Dengan demikian, ia menegaskan bahwa tagihan Harmas Rp 107 miliar terhadap Bukalapak adalah sah dan berkekuatan hukum tetap (inkracht). Dalam hal ini, putusan a quo dari tingkat pertama sampai dengan kasasi, salah satu amarnya adalah menghukum Bukalapak untuk membayar uang sejumlah tersebut akibat pemutusan sewa secara sepihak.
Tuntutan Bukalapak Rp 6,4 M Tidak Berdasar
Di samping itu, menurutnya tagihan yang disampaikan oleh Bukalapak kepada Hamas dalam permohonan PKPU tidak berdasar secara hukum karena tuntutan tagihan tersebut sudah diperiksa dalam Rekonvensinya dan ditolak dalam Putusan a quo, bahkan dengan alasan-alasan seperti non adimpleti contractus juga telah diperiksa dan dipertimbangkan secara baik oleh majelis hakim.
Selain itu, Roni menilai, jumlah tuntutan utang yang diajukan oleh Bukalapak sebesar Rp 6,4 miliar tidak sebanding dengan kewajiban Bukalapak kepada Harmas senilai Rp 107 miliar. Hal ini apalagi mengingat sebelumnya utang tersebut sudah diputus tolak oleh pengadilan.

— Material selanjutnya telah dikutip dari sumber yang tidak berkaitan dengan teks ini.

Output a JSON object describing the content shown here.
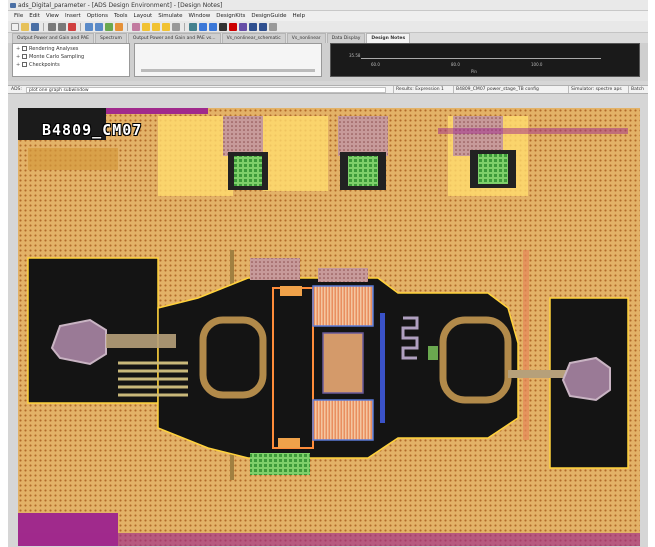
{
  "window": {
    "title": "ads_Digital_parameter - [ADS Design Environment] - [Design Notes]"
  },
  "menu": [
    "File",
    "Edit",
    "View",
    "Insert",
    "Options",
    "Tools",
    "Layout",
    "Simulate",
    "Window",
    "DesignKits",
    "DesignGuide",
    "Help"
  ],
  "tabs": [
    {
      "label": "Output Power and Gain and PAE"
    },
    {
      "label": "Spectrum"
    },
    {
      "label": "Output Power and Gain and PAE vs..."
    },
    {
      "label": "Vs_nonlinear_schematic"
    },
    {
      "label": "Vs_nonlinear"
    },
    {
      "label": "Data Display"
    },
    {
      "label": "Design Notes"
    }
  ],
  "tree": {
    "items": [
      {
        "label": "Rendering Analyses"
      },
      {
        "label": "Monte Carlo Sampling"
      },
      {
        "label": "Checkpoints"
      }
    ]
  },
  "plot": {
    "readout_left": "35.58",
    "tick1": "60.0",
    "tick2": "80.0",
    "tick3": "100.0",
    "unit": "Pin"
  },
  "command": {
    "prefix": "ADS:",
    "value": "plot one graph subwindow"
  },
  "status": {
    "s1": "Results: Expression 1",
    "s2": "B4809_CM07 power_stage_TB config",
    "s3": "Simulator: spectre aps",
    "s4": "Batch"
  },
  "layout": {
    "cell_name": "B4809_CM07"
  },
  "colors": {
    "substrate": "#e3b267",
    "metal_top": "#ffdc6e",
    "metal_dark": "#141414",
    "boundary": "#a02a8c",
    "via_green": "#5fbf55",
    "inductor": "#b28a4a"
  }
}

"Jika menggunakan logika yang dijadikan dalil oleh Bukalapak bahwa putusan yang memenangkan Harmas dan memerintahkan Bukalapak membayar Rp 107 miliar kepada Klien kami bukan sebagai utang, bagaimana mungkin Bukalapak bisa mengklaim bahwa tagihan Rp 6,4 miliar yang sudah dipertimbangkan, diputus tolak oleh PN Jakarta Selatan bisa digunakan sebagai dasar tagihan untuk mengajukan Permohonan PKPU?," ujarnya.
Atas kondisi tersebut, menurutnya apa yang dilakukan Bukalapak merupakan penyalahgunaan prosedur hukum (abuse of process) untuk menyalahi putusan yang telah berkekuatan hukum tetap dan mengikat, serta vexatious litigation atau gugatan melalui pengadilan dengan itikad buruk.
"Pada pokoknya, tindakan Bukalapak yang menghentikan rencana sewanya sedangkan Klien kami telah menyelesaikan pembangunan Gedung yang akan disewa oleh Bukalapak, merupakan perbuatan yang melanggar hukum dan akibat penghentian tersebut, gedung yang telah diselesaikan sesuai rencana Bukalapak, menjadi kosong dan merugikan Klien kami," terangnya.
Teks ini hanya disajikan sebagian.